Czajka Timothy F, Vance David J, Song Renji, Mantis Nicholas J
Department of Biomedical Sciences, University at Albany, Albany, NY 12201 United States.
Division of Infectious Diseases, Wadsworth Center, New York State Department of Health, Albany, NY, 12208.
bioRxiv. 2024 Jul 3:2024.07.02.601761. doi: 10.1101/2024.07.02.601761.

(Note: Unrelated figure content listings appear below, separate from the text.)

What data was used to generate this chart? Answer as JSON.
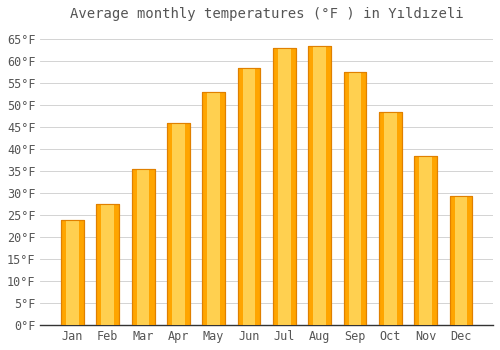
{
  "title": "Average monthly temperatures (°F ) in Yıldızeli",
  "months": [
    "Jan",
    "Feb",
    "Mar",
    "Apr",
    "May",
    "Jun",
    "Jul",
    "Aug",
    "Sep",
    "Oct",
    "Nov",
    "Dec"
  ],
  "values": [
    24.0,
    27.5,
    35.5,
    46.0,
    53.0,
    58.5,
    63.0,
    63.5,
    57.5,
    48.5,
    38.5,
    29.5
  ],
  "bar_color": "#FFA500",
  "bar_edge_color": "#E08000",
  "background_color": "#FFFFFF",
  "grid_color": "#CCCCCC",
  "text_color": "#555555",
  "axis_color": "#333333",
  "ylim": [
    0,
    68
  ],
  "yticks": [
    0,
    5,
    10,
    15,
    20,
    25,
    30,
    35,
    40,
    45,
    50,
    55,
    60,
    65
  ],
  "ylabel_suffix": "°F",
  "title_fontsize": 10,
  "tick_fontsize": 8.5,
  "bar_width": 0.65
}
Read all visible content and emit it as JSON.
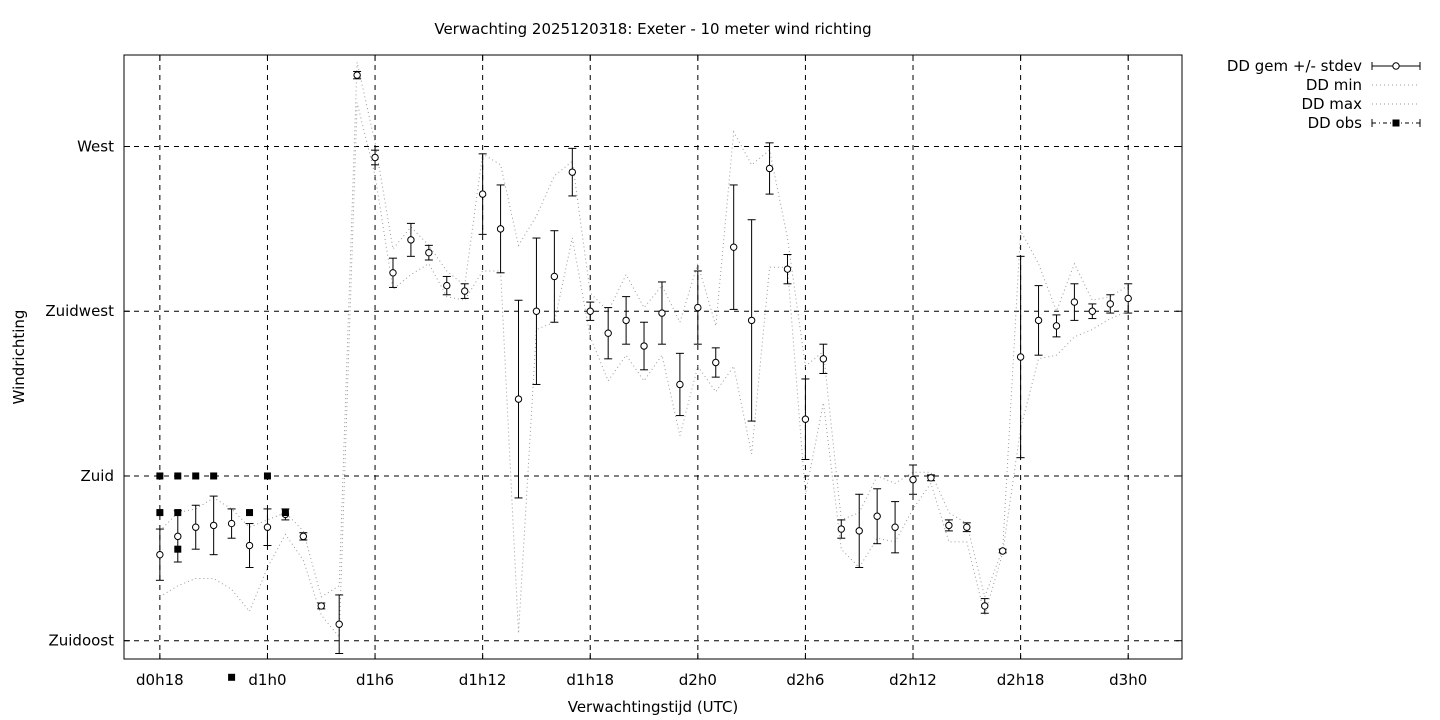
{
  "chart_data": {
    "type": "line",
    "title": "Verwachting 2025120318: Exeter - 10 meter wind richting",
    "xlabel": "Verwachtingstijd (UTC)",
    "ylabel": "Windrichting",
    "x_unit": "hours after d0h0",
    "xlim": [
      16,
      75
    ],
    "xticks": [
      {
        "x": 18,
        "label": "d0h18"
      },
      {
        "x": 24,
        "label": "d1h0"
      },
      {
        "x": 30,
        "label": "d1h6"
      },
      {
        "x": 36,
        "label": "d1h12"
      },
      {
        "x": 42,
        "label": "d1h18"
      },
      {
        "x": 48,
        "label": "d2h0"
      },
      {
        "x": 54,
        "label": "d2h6"
      },
      {
        "x": 60,
        "label": "d2h12"
      },
      {
        "x": 66,
        "label": "d2h18"
      },
      {
        "x": 72,
        "label": "d3h0"
      }
    ],
    "y_unit": "degrees",
    "ylim": [
      130,
      295
    ],
    "yticks": [
      {
        "y": 135,
        "label": "Zuidoost"
      },
      {
        "y": 180,
        "label": "Zuid"
      },
      {
        "y": 225,
        "label": "Zuidwest"
      },
      {
        "y": 270,
        "label": "West"
      }
    ],
    "grid": true,
    "legend_position": "outside-top-right",
    "series": [
      {
        "name": "DD gem +/- stdev",
        "style": "errorbars-points",
        "x": [
          18,
          19,
          20,
          21,
          22,
          23,
          24,
          25,
          26,
          27,
          28,
          29,
          30,
          31,
          32,
          33,
          34,
          35,
          36,
          37,
          38,
          39,
          40,
          41,
          42,
          43,
          44,
          45,
          46,
          47,
          48,
          49,
          50,
          51,
          52,
          53,
          54,
          55,
          56,
          57,
          58,
          59,
          60,
          61,
          62,
          63,
          64,
          65,
          66,
          67,
          68,
          69,
          70,
          71,
          72
        ],
        "mean": [
          158.5,
          163.5,
          166,
          166.5,
          167,
          161,
          166,
          169.5,
          163.5,
          144.5,
          139.5,
          289.5,
          267,
          235.5,
          244.5,
          241,
          232,
          230.5,
          257,
          247.5,
          201,
          225,
          234.5,
          263,
          225,
          219,
          222.5,
          215.5,
          224.5,
          205,
          226,
          211,
          242.5,
          222.5,
          264,
          236.5,
          195.5,
          212,
          165.5,
          165,
          169,
          166,
          179,
          179.5,
          166.5,
          166,
          144.5,
          159.5,
          212.5,
          222.5,
          221,
          227.5,
          225,
          227,
          228.5
        ],
        "stdev": [
          7,
          7,
          6,
          8,
          4,
          6,
          5,
          1.5,
          1,
          0.8,
          8,
          1,
          2,
          4,
          4.5,
          2,
          2.5,
          2,
          11,
          12,
          27,
          20,
          12.5,
          6.5,
          2.5,
          7,
          6.5,
          6.5,
          8.5,
          8.5,
          10,
          4,
          17,
          27.5,
          7,
          4,
          11,
          4,
          2.5,
          10,
          7.5,
          7,
          4,
          0.8,
          1.5,
          1.2,
          2,
          0.5,
          27.5,
          9.5,
          3,
          5,
          2,
          2.5,
          4
        ]
      },
      {
        "name": "DD min",
        "style": "dotted",
        "x": [
          18,
          19,
          20,
          21,
          22,
          23,
          24,
          25,
          26,
          27,
          28,
          29,
          30,
          31,
          32,
          33,
          34,
          35,
          36,
          37,
          38,
          39,
          40,
          41,
          42,
          43,
          44,
          45,
          46,
          47,
          48,
          49,
          50,
          51,
          52,
          53,
          54,
          55,
          56,
          57,
          58,
          59,
          60,
          61,
          62,
          63,
          64,
          65,
          66,
          67,
          68,
          69,
          70,
          71,
          72
        ],
        "values": [
          147,
          150,
          152,
          152,
          149,
          143,
          155,
          164,
          157,
          142,
          136,
          282,
          262,
          231,
          235,
          238,
          229,
          228,
          236,
          236,
          137,
          220,
          222,
          245,
          218,
          206,
          213,
          206,
          213,
          191,
          210,
          203,
          210,
          186,
          237,
          237,
          175,
          200,
          160,
          155,
          163,
          162,
          171,
          178,
          162,
          162,
          142,
          159,
          193,
          212,
          213,
          218,
          220,
          223,
          225
        ]
      },
      {
        "name": "DD max",
        "style": "dotted",
        "x": [
          18,
          19,
          20,
          21,
          22,
          23,
          24,
          25,
          26,
          27,
          28,
          29,
          30,
          31,
          32,
          33,
          34,
          35,
          36,
          37,
          38,
          39,
          40,
          41,
          42,
          43,
          44,
          45,
          46,
          47,
          48,
          49,
          50,
          51,
          52,
          53,
          54,
          55,
          56,
          57,
          58,
          59,
          60,
          61,
          62,
          63,
          64,
          65,
          66,
          67,
          68,
          69,
          70,
          71,
          72
        ],
        "values": [
          165,
          170,
          171,
          174,
          171,
          166,
          168,
          170,
          165,
          147,
          150,
          293,
          271,
          242,
          248,
          243,
          236,
          232,
          268,
          265,
          243,
          251,
          262,
          266,
          230,
          225,
          235,
          226,
          232,
          222,
          238,
          221,
          274,
          265,
          269,
          245,
          210,
          214,
          168,
          170,
          180,
          178,
          181,
          181,
          170,
          167,
          147,
          160,
          247,
          238,
          225,
          238,
          228,
          229,
          232
        ]
      },
      {
        "name": "DD obs",
        "style": "points-squares",
        "x": [
          18,
          18,
          19,
          19,
          19,
          20,
          21,
          22,
          23,
          24,
          25
        ],
        "values": [
          180,
          170,
          180,
          170,
          160,
          180,
          180,
          125,
          170,
          180,
          170
        ]
      }
    ]
  }
}
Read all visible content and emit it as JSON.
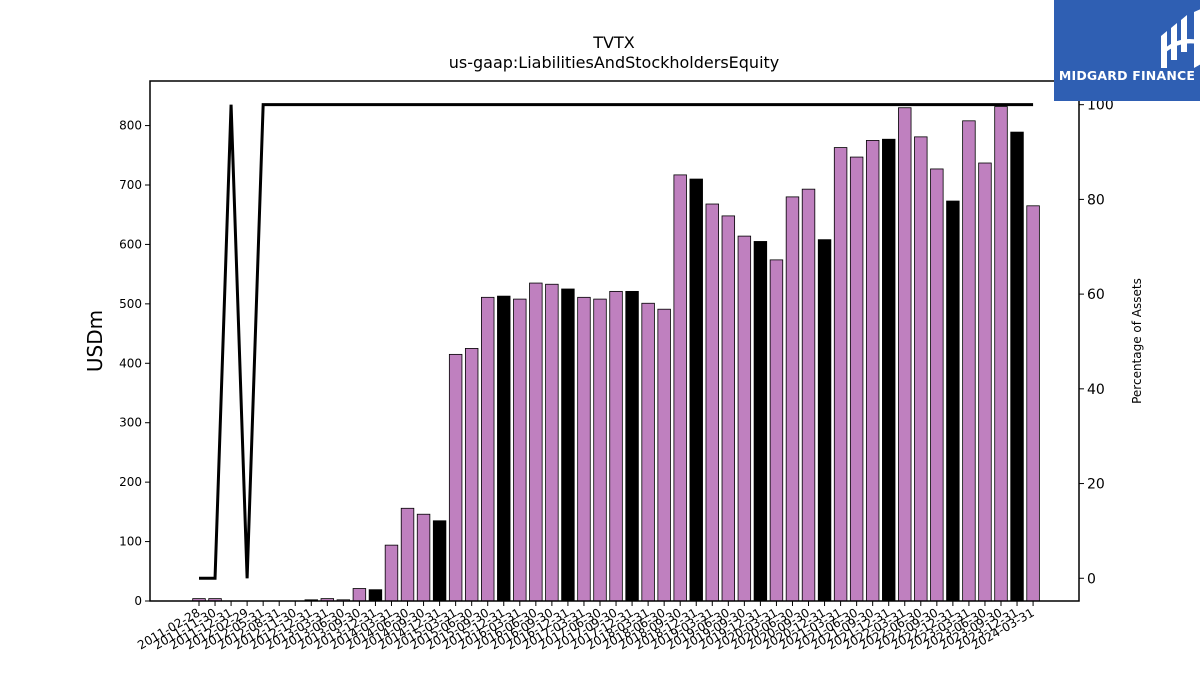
{
  "chart_data": {
    "type": "bar",
    "title": "TVTX",
    "subtitle": "us-gaap:LiabilitiesAndStockholdersEquity",
    "ylabel": "USDm",
    "y2label": "Percentage of Assets",
    "ylim": [
      0,
      875
    ],
    "y2lim": [
      -4.8,
      105
    ],
    "yticks": [
      0,
      100,
      200,
      300,
      400,
      500,
      600,
      700,
      800
    ],
    "y2ticks": [
      0,
      20,
      40,
      60,
      80,
      100
    ],
    "categories": [
      "2011-02-28",
      "2011-11-30",
      "2011-12-31",
      "2012-02-29",
      "2012-05-31",
      "2012-08-31",
      "2012-11-30",
      "2012-12-31",
      "2013-03-31",
      "2013-06-30",
      "2013-09-30",
      "2013-12-31",
      "2014-03-31",
      "2014-06-30",
      "2014-09-30",
      "2014-12-31",
      "2015-03-31",
      "2015-06-30",
      "2015-09-30",
      "2015-12-31",
      "2016-03-31",
      "2016-06-30",
      "2016-09-30",
      "2016-12-31",
      "2017-03-31",
      "2017-06-30",
      "2017-09-30",
      "2017-12-31",
      "2018-03-31",
      "2018-06-30",
      "2018-09-30",
      "2018-12-31",
      "2019-03-31",
      "2019-06-30",
      "2019-09-30",
      "2019-12-31",
      "2020-03-31",
      "2020-06-30",
      "2020-09-30",
      "2020-12-31",
      "2021-03-31",
      "2021-06-30",
      "2021-09-30",
      "2021-12-31",
      "2022-03-31",
      "2022-06-30",
      "2022-09-30",
      "2022-12-31",
      "2023-03-31",
      "2023-06-30",
      "2023-09-30",
      "2023-12-31",
      "2024-03-31"
    ],
    "values": [
      4,
      4,
      0,
      0,
      0,
      0,
      0,
      2,
      4,
      2,
      21,
      19,
      94,
      156,
      146,
      135,
      415,
      425,
      511,
      513,
      508,
      535,
      533,
      525,
      511,
      508,
      521,
      521,
      501,
      491,
      717,
      710,
      668,
      648,
      614,
      605,
      574,
      680,
      693,
      608,
      763,
      747,
      775,
      777,
      830,
      781,
      727,
      673,
      808,
      737,
      832,
      789,
      665
    ],
    "year_end": [
      false,
      false,
      true,
      false,
      false,
      false,
      false,
      true,
      false,
      false,
      false,
      true,
      false,
      false,
      false,
      true,
      false,
      false,
      false,
      true,
      false,
      false,
      false,
      true,
      false,
      false,
      false,
      true,
      false,
      false,
      false,
      true,
      false,
      false,
      false,
      true,
      false,
      false,
      false,
      true,
      false,
      false,
      false,
      true,
      false,
      false,
      false,
      true,
      false,
      false,
      false,
      true,
      false
    ],
    "line_series": {
      "name": "Percentage of Assets",
      "axis": "right",
      "x_start": "2011-02-28",
      "x_end": "2024-03-31",
      "points": [
        {
          "x": "2011-02-28",
          "y": 0
        },
        {
          "x": "2011-11-30",
          "y": 0
        },
        {
          "x": "2011-12-31",
          "y": 100
        },
        {
          "x": "2012-02-29",
          "y": 0
        },
        {
          "x": "2012-05-31",
          "y": 100
        },
        {
          "x": "2024-03-31",
          "y": 100
        }
      ]
    },
    "colors": {
      "bar": "#bf80bf",
      "bar_year_end": "#000000",
      "bar_edge": "#000000",
      "line": "#000000"
    },
    "grid": false
  },
  "logo": {
    "text": "MIDGARD FINANCE",
    "bg": "#2f5fb3"
  }
}
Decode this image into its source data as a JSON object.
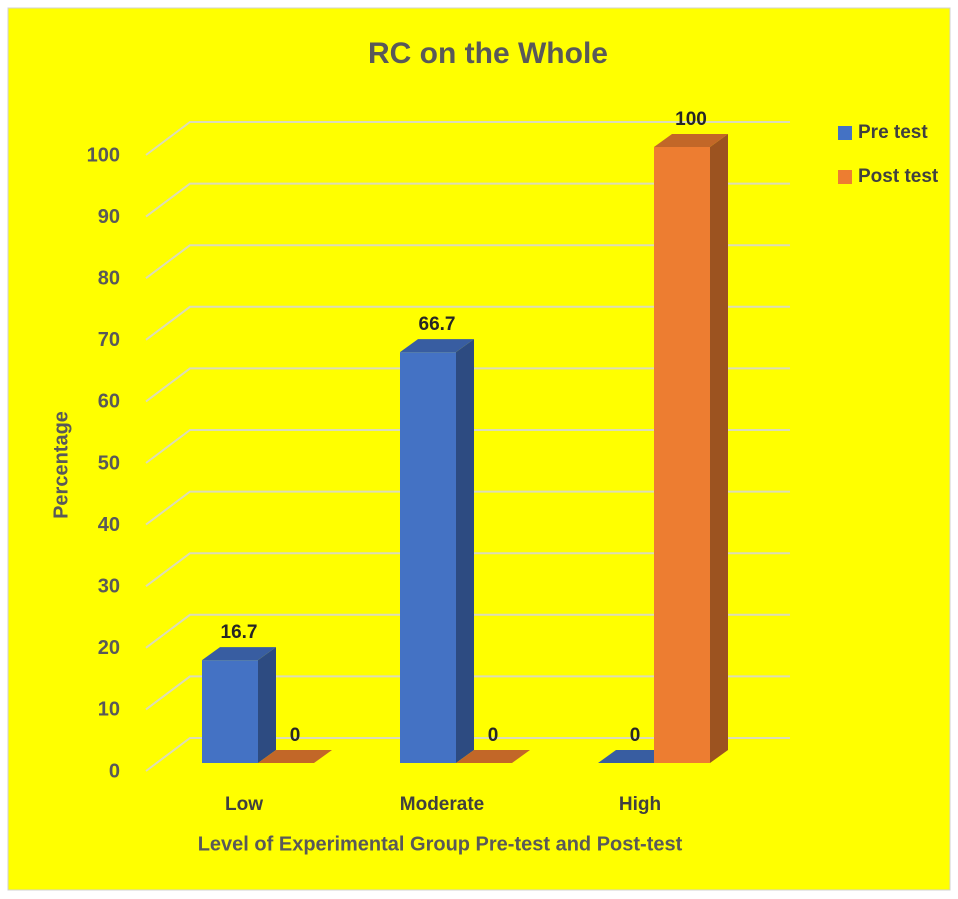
{
  "chart_data": {
    "type": "bar3d",
    "title": "RC on the Whole",
    "x_label": "Level of Experimental Group Pre-test and Post-test",
    "y_label": "Percentage",
    "categories": [
      "Low",
      "Moderate",
      "High"
    ],
    "series": [
      {
        "name": "Pre test",
        "color": "#4472c4",
        "values": [
          16.7,
          66.7,
          0
        ]
      },
      {
        "name": "Post test",
        "color": "#ed7d31",
        "values": [
          0,
          0,
          100
        ]
      }
    ],
    "ylim": [
      0,
      100
    ],
    "yticks": [
      0,
      10,
      20,
      30,
      40,
      50,
      60,
      70,
      80,
      90,
      100
    ],
    "grid": true,
    "legend": "right"
  }
}
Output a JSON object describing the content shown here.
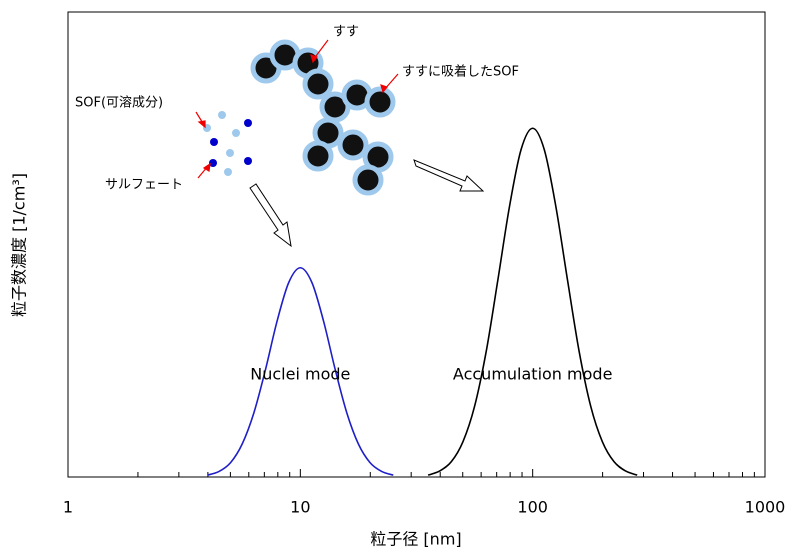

Expression of camelid-derived, single-domain antibodies (VHs) within the cytoplasm of mammalian cells as "intrabodies" has opened-up novel avenues for medical countermeasures against fast-acting biothreat agents. In this report, we describe a heterodimeric intrabody that renders Vero cells virtually impervious to ricin toxin (RT), a potent Category B ribosome-inactivating protein (RIP). The intrabody consists of two structurally defined VHs that target distinct epitopes on RT's enzymatic subunit (RTA): V9E1 targets RTA's P-stalk recruitment site, and V2A11 targets RTA's active site. Resistance to RT conferred by the biparatopic VH construct far exceeded that of either of the VHs alone and effectively inhibited all measurable RT-induced cytotoxicty . We propose that targeted delivery of bispecific intrabodies to lung tissues may represent a novel means to shield the airways from the effects of inhalational RT exposure.
在哺乳动物细胞胞质内表达骆驼科来源的单域抗体(VHs)作为“胞内抗体”,为应对快速起效的生物威胁制剂开辟了新的医学对策途径。在本报告中,我们描述了一种异二聚体胞内抗体,它使Vero细胞几乎对蓖麻毒素(RT)免疫,RT是一种强效的B类核糖体失活蛋白(RIP)。该胞内抗体由两个结构明确的VHs组成,它们靶向RT酶亚基(RTA)上不同的表位:V9E1靶向RTA的P柄招募位点,V2A11靶向RTA的活性位点。双特异性VH构建体赋予的对RT的抗性远远超过单独任何一种VH的抗性,并有效抑制了所有可测量的RT诱导的细胞毒性。我们提出,将双特异性胞内抗体靶向递送至肺组织可能是一种保护气道免受吸入性RT暴露影响的新方法。